Application personnelle
- Où en es-tu de ta soif d'un vrai chez-toi ? Est-ce que tu la remplis avec des projets, des relations, des lieux, ou est-ce que tu la remets au Père ?
- Peux-tu formuler à haute voix aujourd'hui, comme le cadet : « Père, j'ai péché contre le ciel et envers toi » ? Sans plan de remboursement, sans excuse préparée.
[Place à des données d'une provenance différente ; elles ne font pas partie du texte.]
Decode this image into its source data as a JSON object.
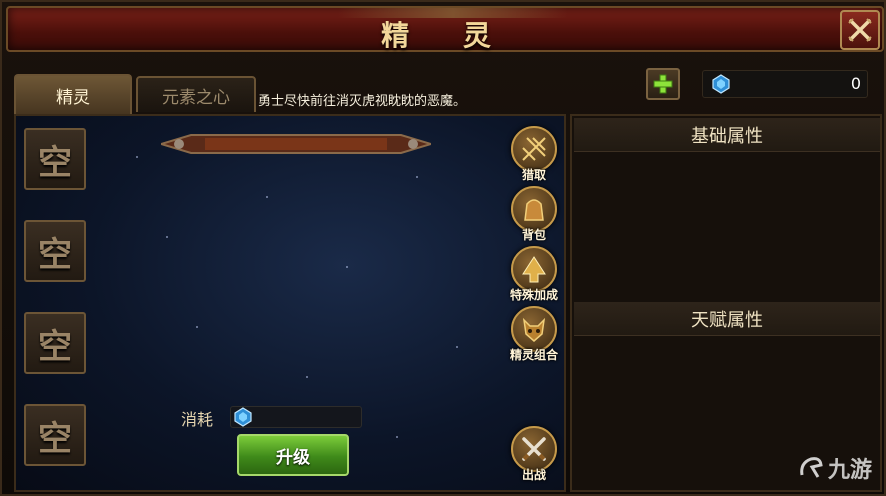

- Est-ce que tu te reconnais plutôt dans le cadet (parti loin, mode débauche ou mode chaos personnel) ou dans l'aîné (resté à la maison, mais orgueilleux et rancunier) ? Les deux ont besoin de rentrer.
- Est-ce qu'il y a une personne dans ton entourage que tu considères, comme le frère aîné, « trop loin » pour être atteinte par la grâce de Dieu ? Que va changer cette prédication dans ta manière de la regarder ?
- Si tu es déjà entré dans la maison du Père, comment est-ce que tu accueilles les nouveaux frères et sœurs ? Avec autant de joie que Dieu t'a accueilli ?
Versets cités
- Luc 15.11-32 · la parabole du fils prodigue et du frère aîné
- Luc 15.1-2 · les péagers et les pêcheurs qui viennent écouter Jésus, les pharisiens qui murmurent
- Luc 15.17-19 · « Rentré en lui-même, il se dit… »
- Luc 15.20 · le père ému de compassion qui court
- Luc 15.22-24 · la robe, la bague, les sandales, le veau gras : la restauration
- Luc 15.32 · « Ton frère que voici était mort et il est revenu à la vie »
- Genèse 3 · Adam et Ève tentés par le serpent
- Luc 14 · les pharisiens qui pensent mériter la première place, les foules qui suivent Jésus sans renoncer à leurs ressources
Questions fréquentes
Que veut dire concrètement « rentrer à la maison » quand on parle de Dieu ?
Rentrer à la maison, c'est revenir vers le Père après avoir construit sa vie avec ses propres plans, ses propres forces, ses propres valeurs. C'est reconnaître que notre malaise, notre soif d'un vrai chez-soi ne peut être comblée qu'auprès de Dieu. Le fils prodigue rentre en lui-même (Luc 15.17), reconnaît son péché envers Dieu et envers son père, admet qu'il ne peut rien apporter pour se justifier, et se met en route vers son père. C'est cela la vraie repentance : pas un plan de remboursement, pas une liste de bonnes résolutions, mais un cœur qui admet et qui revient les mains vides.
Pourquoi le père court-il vers son fils dans la parabole ?
Dans la culture juive du 1er siècle, un homme âgé qui court en public est humilié : il doit soulever sa tunique, exposer ses jambes, prendre le risque de trébucher. Et pourtant le père court. Il ne reste pas à la porte à attendre. Il ne demande pas d'explication. Il ne remet pas la scène à plus tard. Il court, il embrasse un fils qui pue encore la porcherie, il coupe même le mot de repentance pour acter la restauration en donnant robe, bague et sandales. Voilà l'image que Jésus donne du Père : ce n'est pas un juge distant qui attend tes excuses, c'est un père humilié par sa hâte de te retrouver.
Le fils aîné, c'est qui aujourd'hui ?
Le fils aîné, c'est celui qui reste à la maison mais qui ne se repent pas. Il croit mériter sa place par ses efforts, il voit son père comme un portefeuille, il déshumanise son frère. Jésus s'adresse ici aux pharisiens de son temps (Luc 15.2) et à tous ceux qui pensent que leurs bonnes œuvres suffisent devant Dieu. La parabole se termine sur une question ouverte : va-t-il rentrer à la fête ? Silas laisse la réponse à chacun : peut-être que le fils aîné, aujourd'hui, c'est toi, le chrétien fidèle qui a besoin, autant que le cadet parti au loin, de la grâce seule pour tenir debout devant le Père.